The paired sample t-test, sometimes called the dependent sample t-test, is a statistical procedure. Specifically, it determines whether the mean difference between two sets of observations is zero. In a paired sample t-test, one should measure each subject or entity twice, resulting in pairs of observations. Common applications of the paired sample t-test include case-control studies or repeated-measures designs. Suppose if you want to evaluate the effectiveness of a company training program, you might follow the following approach. One approach you might consider would be to measure the performance of a sample of employees before and after completing the program, and analyze the differences using a paired sample t-test.
Like many statistical procedures, the paired sample t-test has two competing hypotheses, the null hypothesis and the alternative hypothesis. The null hypothesis assumes that the true mean difference between the paired samples is zero. Under this model, all observable differences are explained by random variation. Conversely, the alternative hypothesis assumes that the true mean difference between the paired samples is not equal to zero. As a result, the alternative hypothesis can take one of several forms depending on the expected outcome. If the direction of the difference does not matter, one should use a two-tailed hypothesis. Otherwise, the power of the test increases by an upper-tailed or lower-tailed hypothesis. The null hypothesis remains the same for each type of alternative hypothesis. The paired sample t-test hypotheses are formally defined below:
• The true mean difference (\(\mu_d\)) poses to be equal to zero in the null hypothesis (\(H_0\)).
• A two-tailed alternative hypothesis (\(H_1\)) believes that the true mean difference \(\mu_d\) is not equal to zero.
• According to an upper-tailed alternative hypothesis (\(H_1\)) the true mean difference \(\mu_d\) is greater than zero.
• It is assumed that \(\mu_d\) is lesser than zero in a lower-tailed alternative hypothesis (\(H_1\)).
Note. It is important to remember that hypotheses are never about data, they are about the processes which produce the data. In the formulas above, the value of \(\mu_d\) is unknown. The goal of hypothesis testing is to determine the hypothesis (null or alternative) with which the data are more consistent.
As a parametric procedure (a procedure which estimates unknown parameters), the paired sample t-test makes several assumptions.

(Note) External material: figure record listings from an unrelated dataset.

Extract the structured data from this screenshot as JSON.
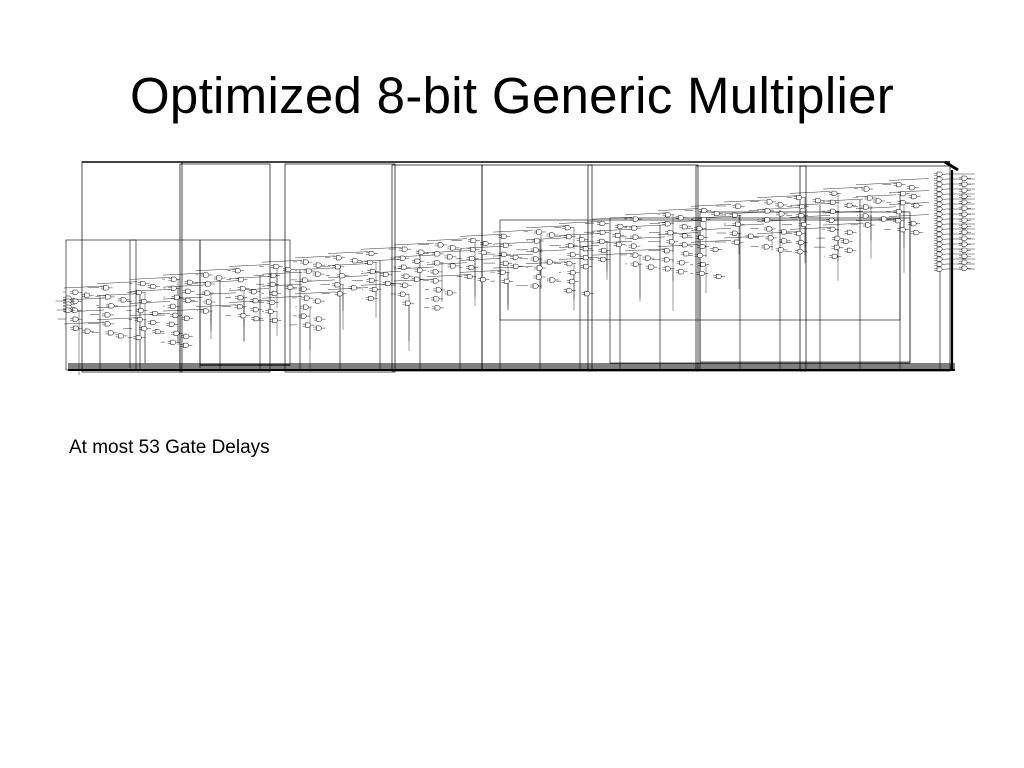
{
  "slide": {
    "title": "Optimized 8-bit Generic Multiplier",
    "caption": "At most 53 Gate Delays"
  },
  "diagram": {
    "kind": "gate-level circuit schematic",
    "line_color": "#000000"
  }
}
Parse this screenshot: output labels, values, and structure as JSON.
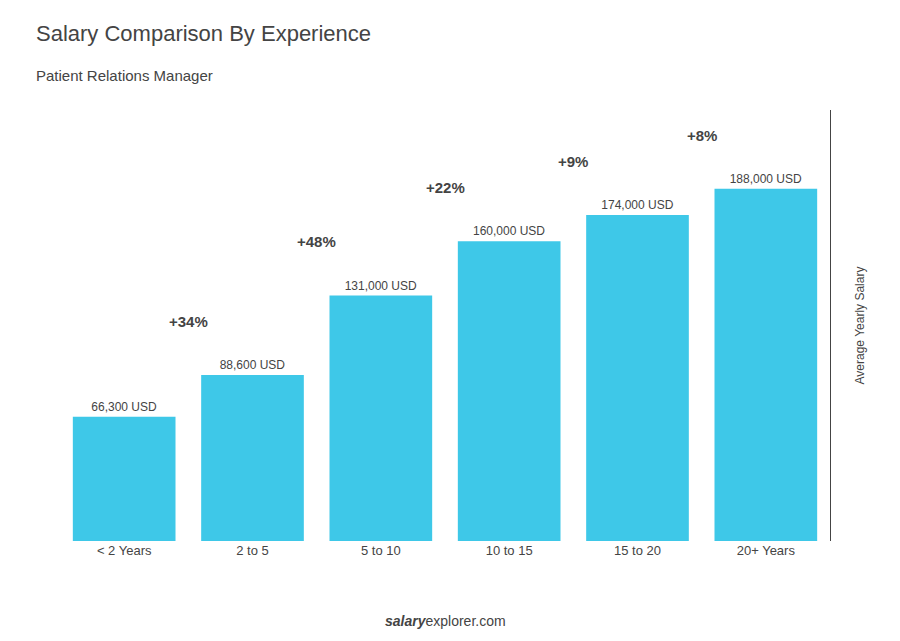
{
  "chart_data": {
    "type": "bar",
    "title": "Salary Comparison By Experience",
    "subtitle": "Patient Relations Manager",
    "ylabel": "Average Yearly Salary",
    "categories": [
      "< 2 Years",
      "2 to 5",
      "5 to 10",
      "10 to 15",
      "15 to 20",
      "20+ Years"
    ],
    "values": [
      66300,
      88600,
      131000,
      160000,
      174000,
      188000
    ],
    "value_labels": [
      "66,300 USD",
      "88,600 USD",
      "131,000 USD",
      "160,000 USD",
      "174,000 USD",
      "188,000 USD"
    ],
    "data_labels": true,
    "color": "#3ec8e8",
    "ylim": [
      0,
      230000
    ],
    "tick_labels": "x",
    "grid": false,
    "annotations": [
      "+34%",
      "+48%",
      "+22%",
      "+9%",
      "+8%"
    ],
    "footer": [
      "salary",
      "explorer.com"
    ]
  }
}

Although t-tests are quite robust, it is good practice to evaluate the degree of deviation from these assumptions in order to assess the quality of the results. In a paired sample t-test, the observations are defined as the differences between two sets of values. Hence, each assumption refers to these differences, and not the original data values. The paired sample t-test has four main assumptions:
As the paired sample t-test is based on the normal distribution, it requires the sample data to be numeric and continuous. So, the continuous data can take on any value within a range (income, height, weight, etc.). The opposite of continuous data is discrete data, which can only take on a few values (Low, Medium, High, etc.). Occasionally, one can use discrete data to approximate a continuous scale, such as with Likert-type scales.
You usually cannot test the independence of observations, but you can reasonably assume it if the data collection process was random and without replacement. In our example, it is reasonable to assume that the participating employees are independent of one another.

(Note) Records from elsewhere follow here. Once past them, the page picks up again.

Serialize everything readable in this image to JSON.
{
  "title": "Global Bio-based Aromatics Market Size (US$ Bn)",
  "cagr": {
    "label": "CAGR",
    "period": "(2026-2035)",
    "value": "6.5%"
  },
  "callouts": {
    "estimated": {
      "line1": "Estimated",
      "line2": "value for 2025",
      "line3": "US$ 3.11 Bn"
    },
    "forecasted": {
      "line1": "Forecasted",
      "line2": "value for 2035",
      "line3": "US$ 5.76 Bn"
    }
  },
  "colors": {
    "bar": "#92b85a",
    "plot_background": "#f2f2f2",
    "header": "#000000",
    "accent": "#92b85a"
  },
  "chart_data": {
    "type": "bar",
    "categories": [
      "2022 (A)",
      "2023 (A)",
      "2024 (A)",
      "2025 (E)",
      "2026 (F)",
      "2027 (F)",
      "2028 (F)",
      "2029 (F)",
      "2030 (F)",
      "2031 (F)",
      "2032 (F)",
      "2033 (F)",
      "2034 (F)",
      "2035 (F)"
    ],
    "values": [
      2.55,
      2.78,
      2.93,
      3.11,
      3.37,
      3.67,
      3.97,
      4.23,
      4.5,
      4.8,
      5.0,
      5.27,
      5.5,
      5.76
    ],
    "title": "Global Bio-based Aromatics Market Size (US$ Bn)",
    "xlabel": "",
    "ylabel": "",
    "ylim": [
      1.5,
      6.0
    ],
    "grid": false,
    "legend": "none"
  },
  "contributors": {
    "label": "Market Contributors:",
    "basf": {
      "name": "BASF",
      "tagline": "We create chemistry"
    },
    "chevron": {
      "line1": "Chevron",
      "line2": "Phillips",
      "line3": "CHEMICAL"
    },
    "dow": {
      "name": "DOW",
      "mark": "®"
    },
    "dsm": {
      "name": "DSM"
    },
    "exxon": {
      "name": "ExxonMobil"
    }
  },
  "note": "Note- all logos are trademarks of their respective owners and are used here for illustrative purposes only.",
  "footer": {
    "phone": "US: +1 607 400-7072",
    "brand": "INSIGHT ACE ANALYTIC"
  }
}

To test the assumption of normality, a variety of methods are available, but the simplest is to inspect the data visually using a tool like a histogram (Figure 1). Real-world data are almost never perfectly normal, so the consideration of this assumption reasonably met if the shape looks approximately symmetric and bell-shaped. The data in the example figure below approximately follows a normal distribution.

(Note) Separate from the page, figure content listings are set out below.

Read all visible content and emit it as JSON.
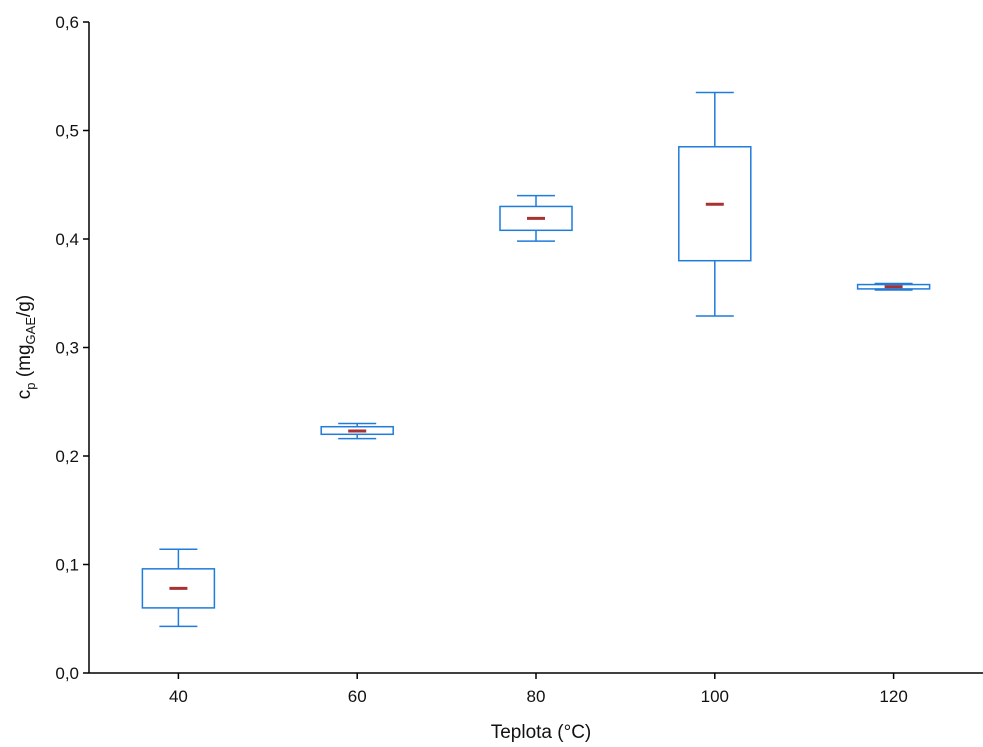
{
  "chart_data": {
    "type": "box",
    "title": "",
    "xlabel": "Teplota (°C)",
    "ylabel": {
      "base": "c",
      "base_sub": "p",
      "prefix": " (mg",
      "sub": "GAE",
      "suffix": "/g)"
    },
    "ylim": [
      0,
      0.6
    ],
    "yticks": [
      0,
      0.1,
      0.2,
      0.3,
      0.4,
      0.5,
      0.6
    ],
    "ytick_labels": [
      "0,0",
      "0,1",
      "0,2",
      "0,3",
      "0,4",
      "0,5",
      "0,6"
    ],
    "xlim": [
      30,
      130
    ],
    "categories": [
      "40",
      "60",
      "80",
      "100",
      "120"
    ],
    "x": [
      40,
      60,
      80,
      100,
      120
    ],
    "boxes": [
      {
        "x": 40,
        "whisker_low": 0.043,
        "q1": 0.06,
        "median": 0.078,
        "q3": 0.096,
        "whisker_high": 0.114
      },
      {
        "x": 60,
        "whisker_low": 0.216,
        "q1": 0.22,
        "median": 0.223,
        "q3": 0.227,
        "whisker_high": 0.23
      },
      {
        "x": 80,
        "whisker_low": 0.398,
        "q1": 0.408,
        "median": 0.419,
        "q3": 0.43,
        "whisker_high": 0.44
      },
      {
        "x": 100,
        "whisker_low": 0.329,
        "q1": 0.38,
        "median": 0.432,
        "q3": 0.485,
        "whisker_high": 0.535
      },
      {
        "x": 120,
        "whisker_low": 0.353,
        "q1": 0.354,
        "median": 0.356,
        "q3": 0.358,
        "whisker_high": 0.359
      }
    ],
    "grid": false,
    "legend": "none",
    "colors": {
      "box": "#1f7bdc",
      "median": "#a83232",
      "axis": "#000000"
    }
  }
}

Outliers are rare values that appear far away from the majority of the data. They can bias the results and potentially lead to incorrect conclusions if not handled properly. One method for dealing with outliers is to simply remove them. However, removing data points can introduce other types of bias into the results, and potentially result in losing critical information. If outliers seem to have a lot of influence on the results, a nonparametric test such as the Wilcoxon Signed Rank Test may be appropriate to use instead. Boxplot can help to identify outliers (Figure 2).
The procedure for a paired sample t-test involves four steps. The following are the symbols that should be used:
The following are the four steps:
Determine whether the results provide sufficient evidence to reject the null hypothesis in favor of the alternative hypothesis.
There are two types of significance to consider when interpreting the results of a paired sample t-test, statistical significance and practical significance.
The p-value determines the Statistical significance. The p-value gives the probability of observing the test results under the null hypothesis. The lower the p-value, the lower the probability of obtaining a result like the one that was observed if the null hypothesis was true. Thus, a low p-value indicates decreased support for the null hypothesis. However, the possibility that the null hypothesis is true and that we simply obtained a very rare result can never be ruled out completely. The cutoff value for determining statistical significance is ultimately decided on by the researcher, but usually a value of .05 or less is chosen. This corresponds to a 5% (or less) chance of obtaining a result like the one that was observed if the null hypothesis was true.
Practical significance depends on the subject matter specifically. It is not uncommon, especially with large sample sizes, to observe a result that is statistically significant but not practically significant. In most cases, both types of significance are required in order to draw meaningful conclusions.